Thus, particular implementations of the invention have been described. Other implementations are within the scope of the following claims. In some cases, the actions recited in the claims can be performed in a different order and still achieve desirable results. In addition, the processes depicted in the accompanying figures do not necessarily require the particular order shown, or sequential order, to achieve desirable results. In certain implementations, multitasking and parallel processing may be advantageous.

Claims

1. A cane comprising:

a handle;

a pylon comprising satellite leg control operably connected to the handle; and

a terminal feedback device operably connected to the pylon, wherein the terminal feedback device comprises: a plurality of satellite legs; and a plurality of wheels on individual axles, wherein each wheel is operably connected to a single satellite leg.

2. The cane of claim 1, wherein the terminal feedback device is configured to move between an open position and a closed position.
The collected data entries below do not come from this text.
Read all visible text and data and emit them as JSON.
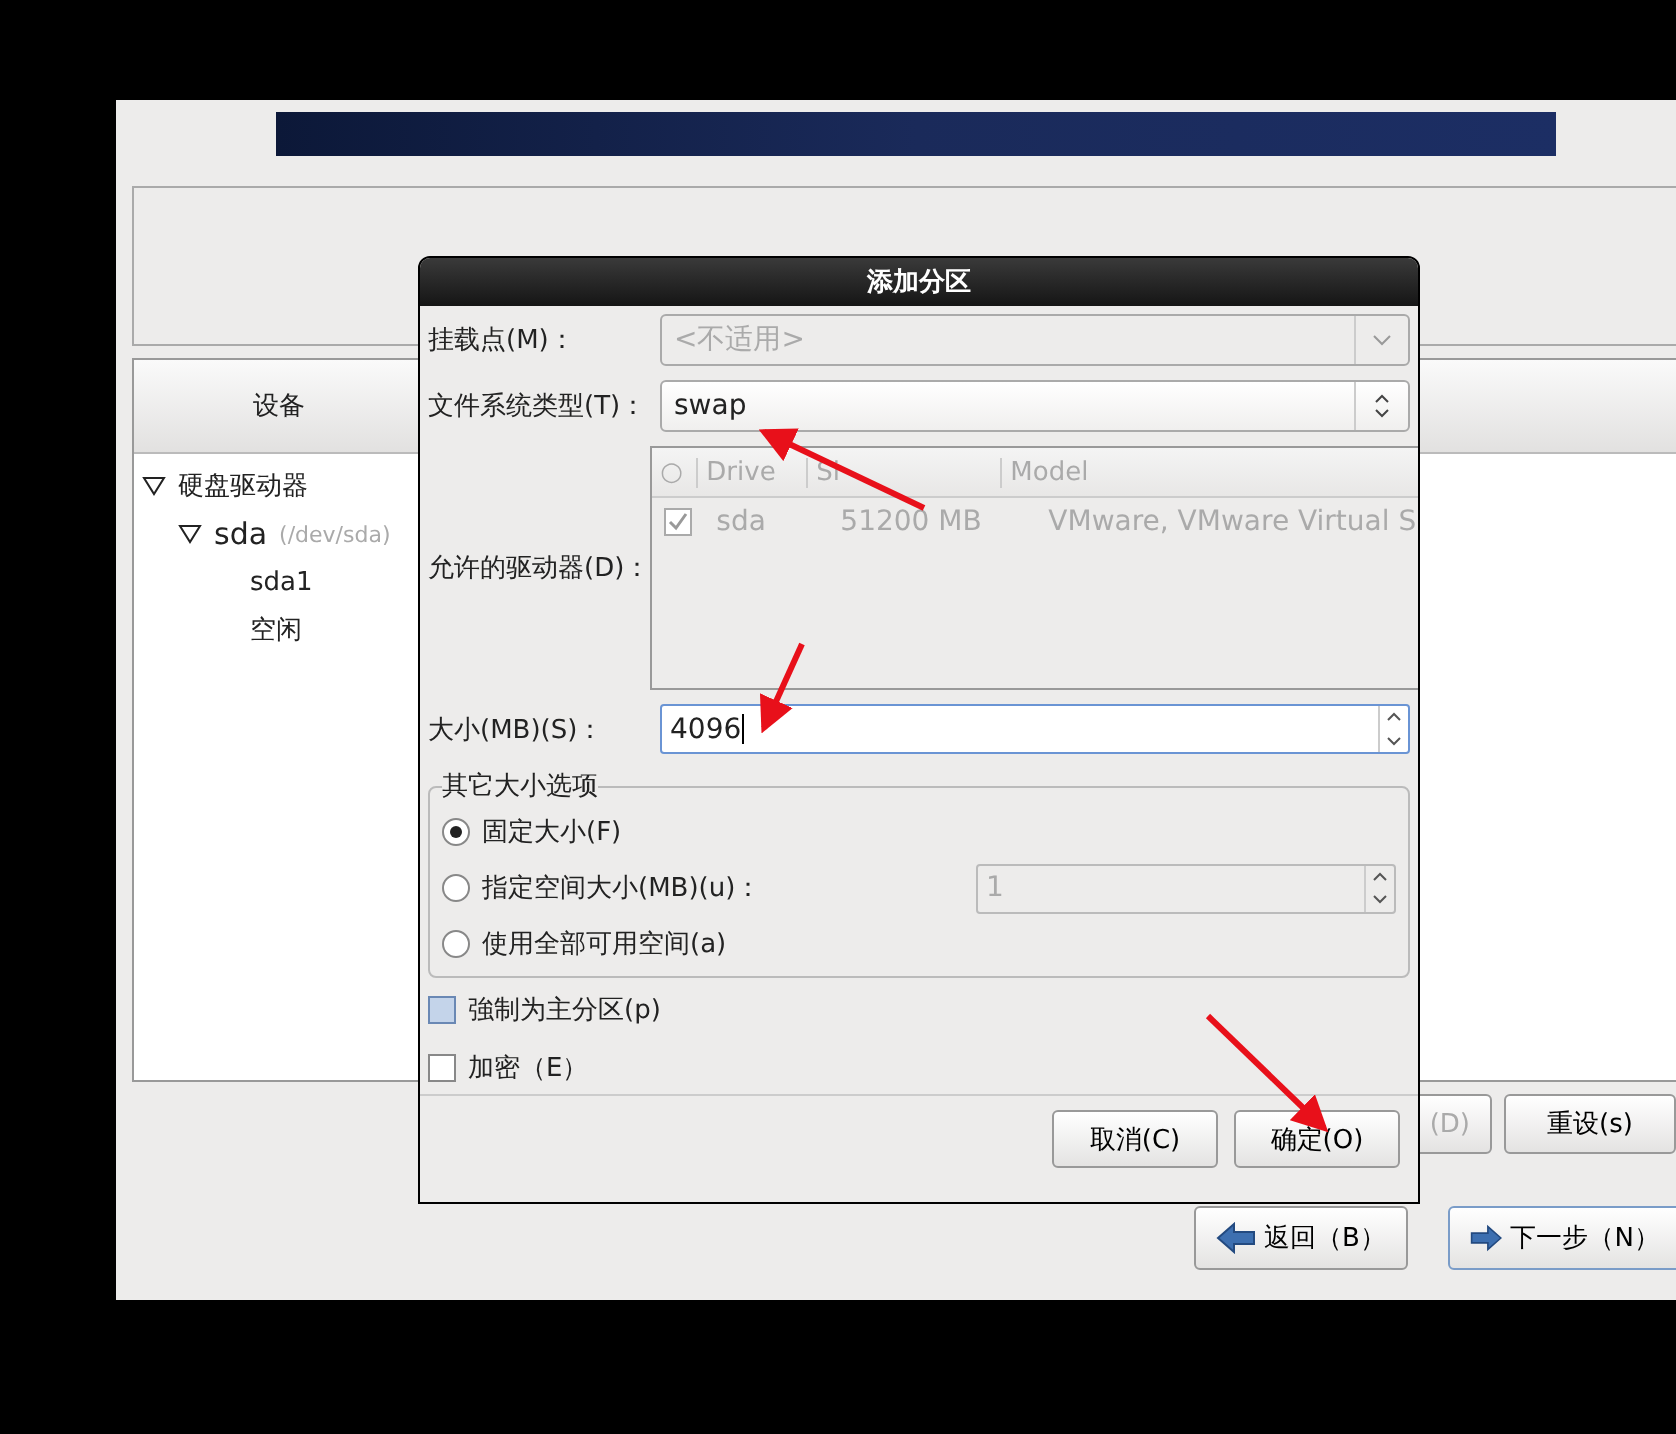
{
  "page": {
    "device_panel": {
      "column": "设备",
      "tree": [
        {
          "label": "硬盘驱动器",
          "expanded": true,
          "children": [
            {
              "label": "sda",
              "detail": "(/dev/sda)",
              "expanded": true,
              "children": [
                {
                  "label": "sda1"
                },
                {
                  "label": "空闲"
                }
              ]
            }
          ]
        }
      ]
    },
    "panel_buttons": [
      {
        "label": "(D)",
        "disabled": true
      },
      {
        "label": "重设(s)",
        "disabled": false
      }
    ],
    "nav_buttons": [
      {
        "label": "返回（B）",
        "kind": "back",
        "focused": false
      },
      {
        "label": "下一步（N）",
        "kind": "next",
        "focused": true
      }
    ]
  },
  "dialog": {
    "title": "添加分区",
    "mount_point": {
      "label": "挂载点(M)：",
      "value": "<不适用>",
      "disabled": true
    },
    "fs_type": {
      "label": "文件系统类型(T)：",
      "value": "swap"
    },
    "drives": {
      "label": "允许的驱动器(D)：",
      "columns": [
        "○",
        "Drive",
        "Si",
        "Model"
      ],
      "rows": [
        {
          "checked": true,
          "drive": "sda",
          "size": "51200 MB",
          "model": "VMware, VMware Virtual S"
        }
      ]
    },
    "size": {
      "label": "大小(MB)(S)：",
      "value": "4096"
    },
    "size_options": {
      "title": "其它大小选项",
      "options": [
        {
          "label": "固定大小(F)",
          "selected": true
        },
        {
          "label": "指定空间大小(MB)(u)：",
          "selected": false,
          "spin_value": "1"
        },
        {
          "label": "使用全部可用空间(a)",
          "selected": false
        }
      ]
    },
    "checkboxes": [
      {
        "label": "強制为主分区(p)",
        "checked": false,
        "hover": true
      },
      {
        "label": "加密（E）",
        "checked": false,
        "hover": false
      }
    ],
    "buttons": [
      "取消(C)",
      "确定(O)"
    ]
  }
}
3. The cane of claim 2, wherein in the open position the plurality of satellite legs descend 110 degrees to allow peripheral environment detection as the cane is advanced forward in a laterally static fashion hence without swing.
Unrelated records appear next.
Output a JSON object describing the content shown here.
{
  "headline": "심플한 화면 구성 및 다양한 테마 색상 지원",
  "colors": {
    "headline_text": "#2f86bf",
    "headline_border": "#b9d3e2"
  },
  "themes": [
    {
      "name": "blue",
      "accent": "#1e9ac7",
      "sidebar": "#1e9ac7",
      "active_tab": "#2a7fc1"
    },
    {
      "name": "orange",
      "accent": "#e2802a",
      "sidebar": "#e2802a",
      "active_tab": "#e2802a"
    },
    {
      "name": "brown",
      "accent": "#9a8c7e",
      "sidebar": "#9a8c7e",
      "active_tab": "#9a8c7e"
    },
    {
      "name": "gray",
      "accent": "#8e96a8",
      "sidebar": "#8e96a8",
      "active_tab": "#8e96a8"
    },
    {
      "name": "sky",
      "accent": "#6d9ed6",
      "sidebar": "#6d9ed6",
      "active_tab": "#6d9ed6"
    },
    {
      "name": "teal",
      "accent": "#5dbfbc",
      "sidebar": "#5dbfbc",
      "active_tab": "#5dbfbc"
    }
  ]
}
4. The cane of claim 2, wherein the cane further comprises:

a sliding cuff operably connected to the pylon and to the plurality of satellite legs via a simple cable system, wherein the sliding cuff is configured to move the terminal feedback device between the open position and the closed position.

5. The cane of claim 4, wherein the simple cable system is affixed proximally to the sliding cuff which locks into position at 60 degree intervals and distally to the midportion of each of the plurality of satellite legs.
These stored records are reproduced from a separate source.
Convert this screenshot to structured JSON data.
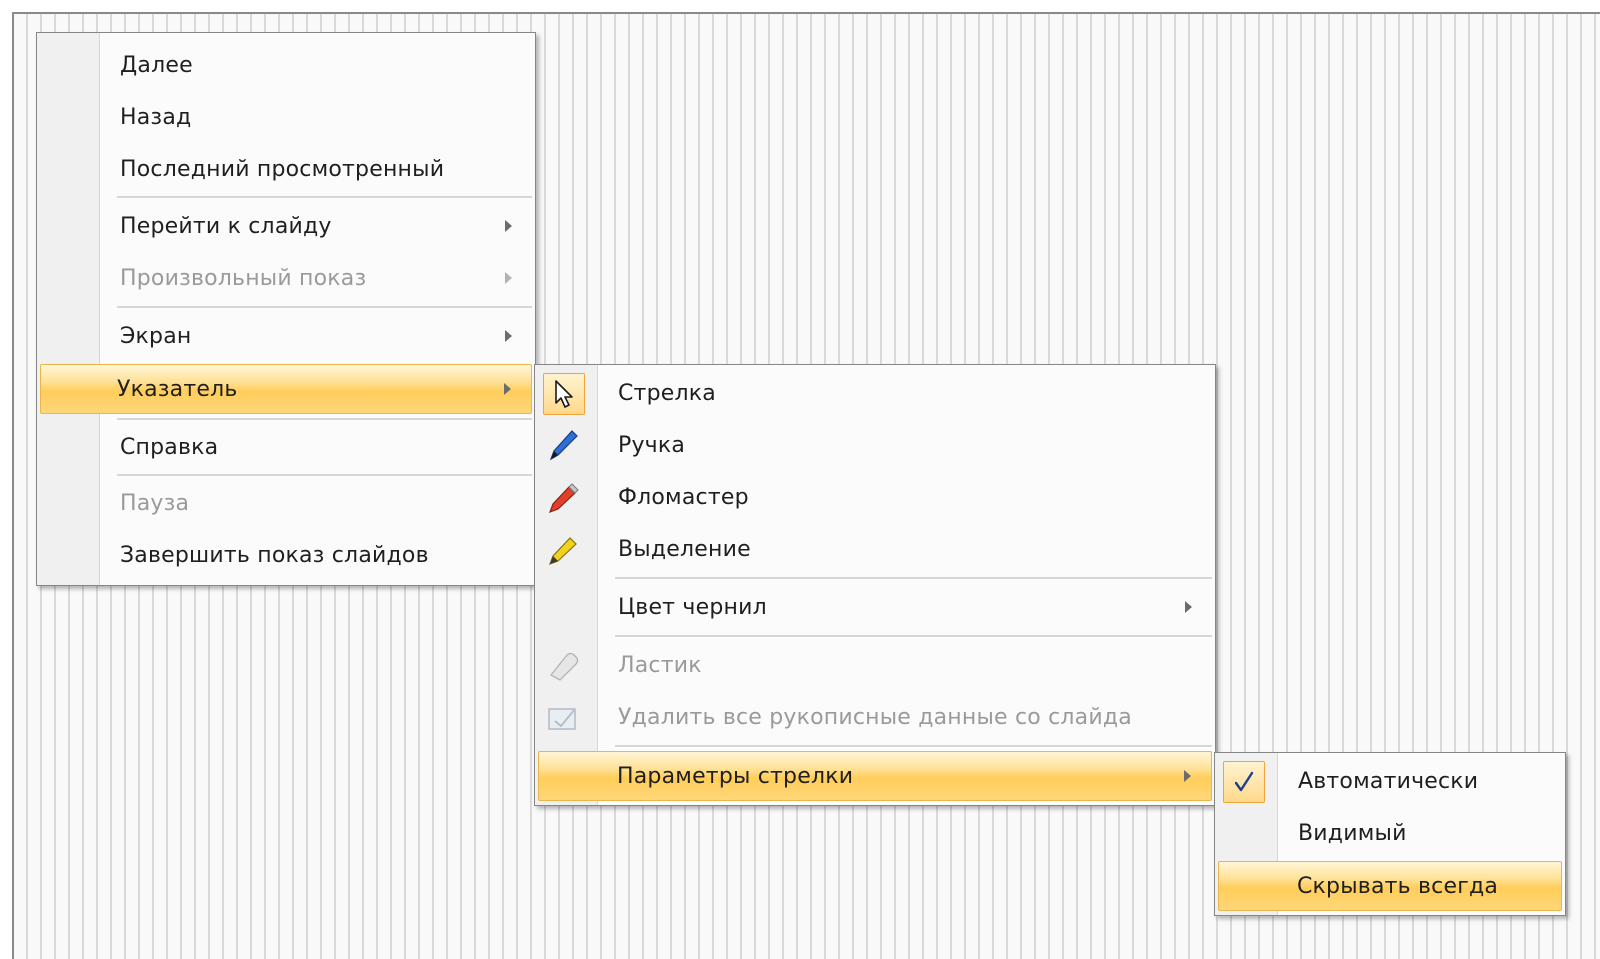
{
  "main_menu": {
    "items": [
      {
        "label": "Далее"
      },
      {
        "label": "Назад"
      },
      {
        "label": "Последний просмотренный"
      },
      {
        "label": "Перейти к слайду"
      },
      {
        "label": "Произвольный показ"
      },
      {
        "label": "Экран"
      },
      {
        "label": "Указатель"
      },
      {
        "label": "Справка"
      },
      {
        "label": "Пауза"
      },
      {
        "label": "Завершить показ слайдов"
      }
    ]
  },
  "pointer_menu": {
    "items": [
      {
        "label": "Стрелка",
        "icon": "arrow-cursor-icon"
      },
      {
        "label": "Ручка",
        "icon": "pen-icon"
      },
      {
        "label": "Фломастер",
        "icon": "felt-tip-pen-icon"
      },
      {
        "label": "Выделение",
        "icon": "highlighter-icon"
      },
      {
        "label": "Цвет чернил"
      },
      {
        "label": "Ластик",
        "icon": "eraser-icon"
      },
      {
        "label": "Удалить все рукописные данные со слайда",
        "icon": "erase-all-icon"
      },
      {
        "label": "Параметры стрелки"
      }
    ]
  },
  "arrow_options_menu": {
    "items": [
      {
        "label": "Автоматически",
        "icon": "checkmark-icon"
      },
      {
        "label": "Видимый"
      },
      {
        "label": "Скрывать всегда"
      }
    ]
  },
  "colors": {
    "highlight": "#ffcd5a",
    "highlight_border": "#e8b64b",
    "disabled_text": "#9a9a9a"
  }
}
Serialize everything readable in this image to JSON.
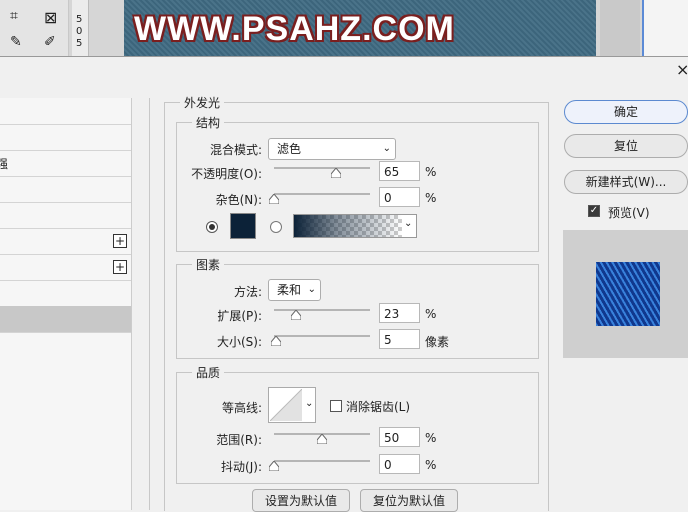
{
  "watermark": "WWW.PSAHZ.COM",
  "ruler_digits": [
    "5",
    "0",
    "5"
  ],
  "left_list": {
    "partial_label": "强"
  },
  "outer_glow": {
    "title": "外发光",
    "structure": {
      "title": "结构",
      "blend_mode_label": "混合模式:",
      "blend_mode_value": "滤色",
      "opacity_label": "不透明度(O):",
      "opacity_value": "65",
      "opacity_fraction": 0.65,
      "noise_label": "杂色(N):",
      "noise_value": "0",
      "noise_fraction": 0,
      "percent": "%",
      "glow_color": "#0c2238"
    },
    "elements": {
      "title": "图素",
      "method_label": "方法:",
      "method_value": "柔和",
      "spread_label": "扩展(P):",
      "spread_value": "23",
      "spread_fraction": 0.23,
      "size_label": "大小(S):",
      "size_value": "5",
      "size_fraction": 0.02,
      "percent": "%",
      "pixels": "像素"
    },
    "quality": {
      "title": "品质",
      "contour_label": "等高线:",
      "antialias_label": "消除锯齿(L)",
      "range_label": "范围(R):",
      "range_value": "50",
      "range_fraction": 0.5,
      "jitter_label": "抖动(J):",
      "jitter_value": "0",
      "jitter_fraction": 0,
      "percent": "%"
    },
    "set_default_label": "设置为默认值",
    "reset_default_label": "复位为默认值"
  },
  "buttons": {
    "ok": "确定",
    "reset": "复位",
    "new_style": "新建样式(W)...",
    "preview": "预览(V)"
  },
  "close_glyph": "×"
}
6. The cane of claim 5, wherein the sliding cuff is configured to be maneuvered in an up and flexed satellite leg or closed position and a down and extended satellite leg or open position.

7. The cane of claim 1, wherein the terminal feedback device further comprises a plurality of suspension systems, wherein each satellite leg is operably connected to a single suspension system.

8. The cane of claim 7, wherein the terminal feedback device has a plurality of satellite legs with individual suspension mechanisms.

9. The cane of claim 8, wherein the suspension mechanisms are independent suspension mechanisms.

10. The cane of claim 9, wherein each individual suspension mechanism is attached to a distal portion of the satellite leg that bears the individual axle of the terminal wheel.

11. The cane of claim 1, wherein the cane is operable in a folded or closed position to enable the user to swing the cane to detect obstacles above the ground.

12. The cane of claim 1, wherein there is a recess in the handle or pylon adapted to receive a further cane.

13. The cane of claim 1, wherein the handle of the cane comprises a wrist loop to wrap around the distal arm in case the subject's grip slips and the device is caught by the loop attachment.

14. The cane of claim 1, wherein the satellite legs of the terminal device comprise vertical displacement joints within the distal aspect of the pylon to allow the open and closed or flexed and extended position of the cane.